Wetterglück für Fasnacht: 80 000 Menschen feierten
Aktualisiert

Wetterglück für Fasnacht: 80 000 Menschen feierten

Zehntausende Zuschauer säumten am Samstag die Gassen: Bei strahlendem Wetter zogen insgesamt 59 Guggen durch die Berner Innenstadt.

Die Berner Fasnacht hat sich dieses Jahr als besonders starker Publikumsmagnet erwiesen: «Wir schätzen, dass rund 80 000 Personen am Umzug waren», sagt Fasnachtspräsidentin Noëlle de Preux. Das Wetter habe optimal mitgespielt.
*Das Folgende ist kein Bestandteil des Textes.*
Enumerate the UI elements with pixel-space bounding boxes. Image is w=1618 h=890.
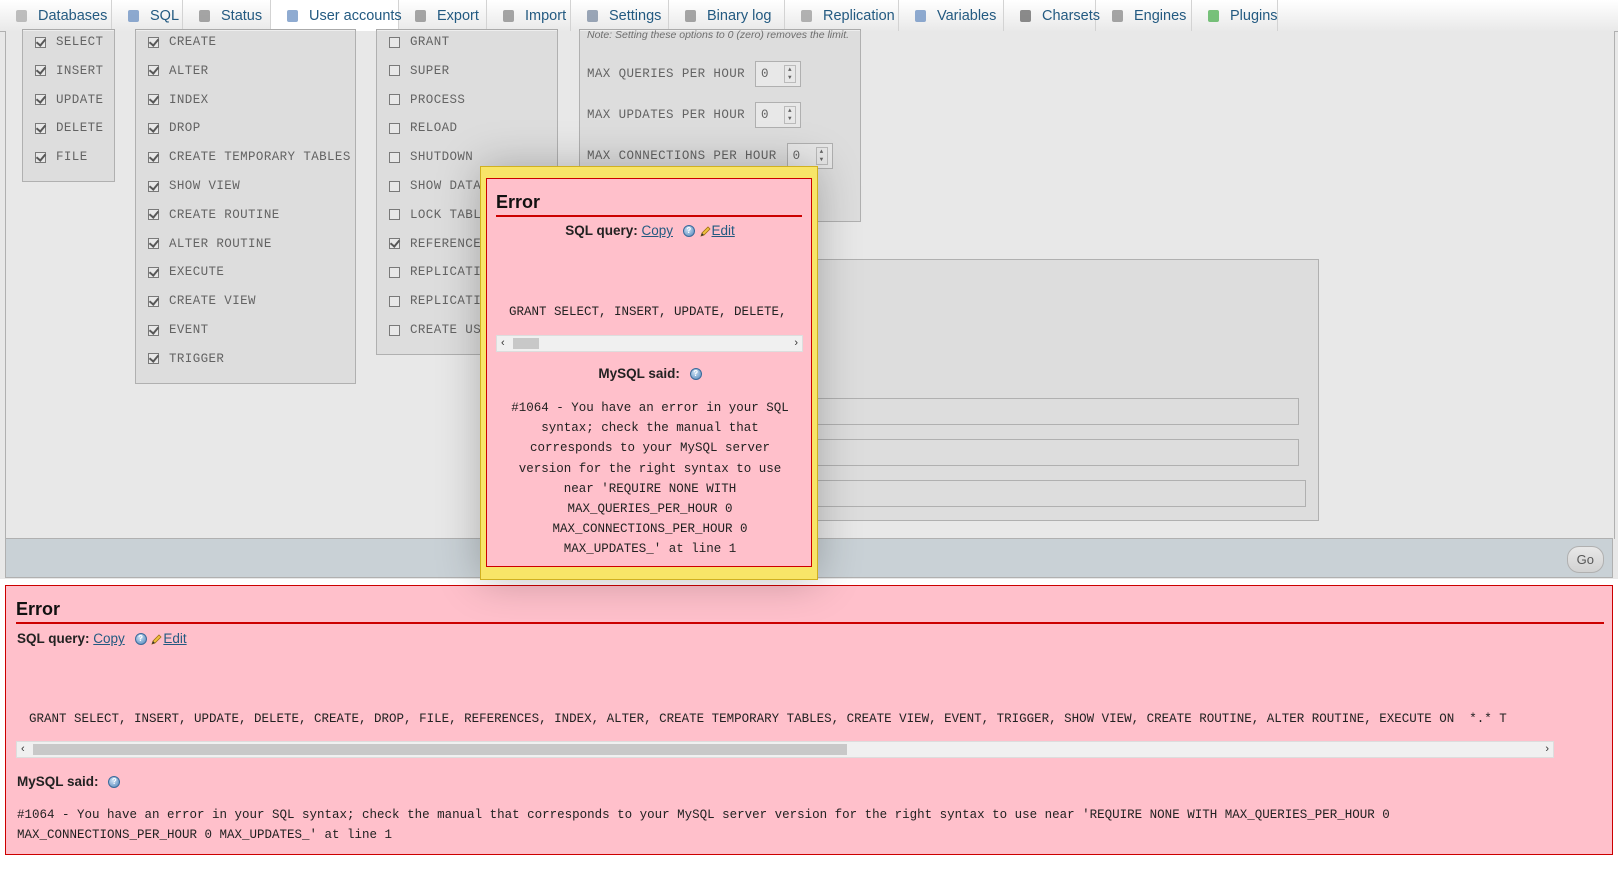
message-line: syntax; check the manual that — [541, 421, 759, 436]
top-tab-bar: Databases SQL Status User accounts Export Imp… — [0, 0, 1618, 32]
status-icon — [197, 8, 213, 24]
message-line: version for the right syntax to use — [518, 461, 782, 476]
tab-label: SQL — [150, 7, 180, 24]
message-line: MAX_QUERIES_PER_HOUR 0 — [567, 502, 733, 517]
page-error-title: Error — [16, 599, 61, 619]
tab-label: Engines — [1134, 7, 1187, 24]
scroll-right-arrow[interactable]: › — [1545, 742, 1549, 757]
tab-databases[interactable]: Databases — [0, 0, 112, 31]
tab-charsets[interactable]: Charsets — [1004, 0, 1100, 31]
tab-label: Binary log — [707, 7, 772, 24]
page-query-text: GRANT SELECT, INSERT, UPDATE, DELETE, CR… — [29, 712, 1507, 726]
tab-binary-log[interactable]: Binary log — [669, 0, 785, 31]
tab-plugins[interactable]: Plugins — [1192, 0, 1278, 31]
sql-icon — [126, 8, 142, 24]
variables-icon — [913, 8, 929, 24]
tab-export[interactable]: Export — [399, 0, 487, 31]
message-line: MAX_CONNECTIONS_PER_HOUR 0 — [552, 522, 748, 537]
tab-engines[interactable]: Engines — [1096, 0, 1192, 31]
scroll-right-arrow[interactable]: › — [794, 336, 798, 351]
import-icon — [501, 8, 517, 24]
scroll-thumb[interactable] — [513, 338, 539, 349]
tab-label: Settings — [609, 7, 662, 24]
tab-import[interactable]: Import — [487, 0, 571, 31]
tab-label: Variables — [937, 7, 997, 24]
tab-label: User accounts — [309, 7, 402, 24]
sql-query-label: SQL query: — [565, 223, 638, 238]
dialog-error-message: #1064 - You have an error in your SQL sy… — [487, 398, 813, 560]
edit-link[interactable]: Edit — [712, 223, 735, 238]
tab-replication[interactable]: Replication — [785, 0, 899, 31]
tab-label: Charsets — [1042, 7, 1101, 24]
tab-variables[interactable]: Variables — [899, 0, 1004, 31]
tab-label: Export — [437, 7, 479, 24]
tab-user-accounts[interactable]: User accounts — [271, 0, 402, 32]
message-line: MAX_CONNECTIONS_PER_HOUR 0 MAX_UPDATES_'… — [17, 828, 393, 842]
export-icon — [413, 8, 429, 24]
mysql-said-label: MySQL said: — [17, 774, 99, 789]
help-icon[interactable]: ? — [134, 633, 147, 646]
help-icon[interactable]: ? — [108, 776, 121, 789]
dialog-query-text: GRANT SELECT, INSERT, UPDATE, DELETE, — [509, 305, 787, 319]
message-line: #1064 - You have an error in your SQL sy… — [17, 808, 1390, 822]
dialog-error-box: Error SQL query: Copy ? Edit GRANT SELEC… — [486, 178, 812, 567]
page-error-box: Error SQL query: Copy ? Edit GRANT SELEC… — [5, 585, 1613, 855]
tab-label: Databases — [38, 7, 108, 24]
tab-sql[interactable]: SQL — [112, 0, 183, 31]
dialog-sql-query-row: SQL query: Copy ? Edit — [487, 223, 813, 238]
page-error-rule — [16, 622, 1604, 624]
dialog-error-title: Error — [496, 192, 541, 212]
scroll-left-arrow[interactable]: ‹ — [21, 742, 25, 757]
users-icon — [285, 8, 301, 24]
database-icon — [14, 8, 30, 24]
scroll-thumb[interactable] — [33, 744, 847, 755]
engines-icon — [1110, 8, 1126, 24]
tab-status[interactable]: Status — [183, 0, 271, 31]
sql-query-label: SQL query: — [17, 631, 90, 646]
help-icon[interactable]: ? — [682, 225, 695, 238]
message-line: MAX_UPDATES_' at line 1 — [563, 542, 737, 557]
dialog-query-scrollbar[interactable]: ‹ › — [496, 335, 803, 352]
message-line: #1064 - You have an error in your SQL — [511, 401, 789, 415]
tab-settings[interactable]: Settings — [571, 0, 669, 31]
binary-log-icon — [683, 8, 699, 24]
page-mysql-said-row: MySQL said: ? — [17, 774, 121, 789]
tab-label: Replication — [823, 7, 895, 24]
page-query-scrollbar[interactable]: ‹ › — [16, 741, 1554, 758]
scroll-left-arrow[interactable]: ‹ — [501, 336, 505, 351]
mysql-said-label: MySQL said: — [598, 366, 680, 381]
tab-label: Status — [221, 7, 263, 24]
message-line: corresponds to your MySQL server — [529, 441, 771, 456]
tab-label: Plugins — [1230, 7, 1278, 24]
dialog-error-rule — [496, 215, 802, 217]
dialog-mysql-said-row: MySQL said: ? — [487, 366, 813, 381]
edit-link[interactable]: Edit — [163, 631, 186, 646]
page-sql-query-row: SQL query: Copy ? Edit — [17, 631, 187, 646]
tab-label: Import — [525, 7, 567, 24]
help-icon[interactable]: ? — [689, 368, 702, 381]
settings-icon — [585, 8, 601, 24]
page-error-message: #1064 - You have an error in your SQL sy… — [17, 805, 1390, 845]
copy-link[interactable]: Copy — [641, 223, 673, 238]
error-dialog: Error SQL query: Copy ? Edit GRANT SELEC… — [480, 166, 818, 580]
charsets-icon — [1018, 8, 1034, 24]
replication-icon — [799, 8, 815, 24]
message-line: near 'REQUIRE NONE WITH — [563, 481, 737, 496]
edit-pencil-icon[interactable] — [699, 225, 712, 238]
edit-pencil-icon[interactable] — [150, 633, 163, 646]
copy-link[interactable]: Copy — [93, 631, 125, 646]
plugins-icon — [1206, 8, 1222, 24]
Punkt 14.30 Uhr liefen die 59 Guggen los. Sie trugen fantasievolle Namen wie Panischi Nüssli, Chrottegurgler, Füdlichnübler oder Eglichutzler. Auf die Schippe genommen wurde unter anderem der Baldachin über dem Bahnhofplatz, der Bärenpark oder der Mitholztunnel. Sein Ende fand der traditionelle Umzug wie immer auf dem Bundesplatz mit dem gigantischen Monsterkonzert. Das lautstarke Treiben der Guggen setzte sich danach bis tief in die Nacht in den Lauben und Gassen der Bundesstadt fort.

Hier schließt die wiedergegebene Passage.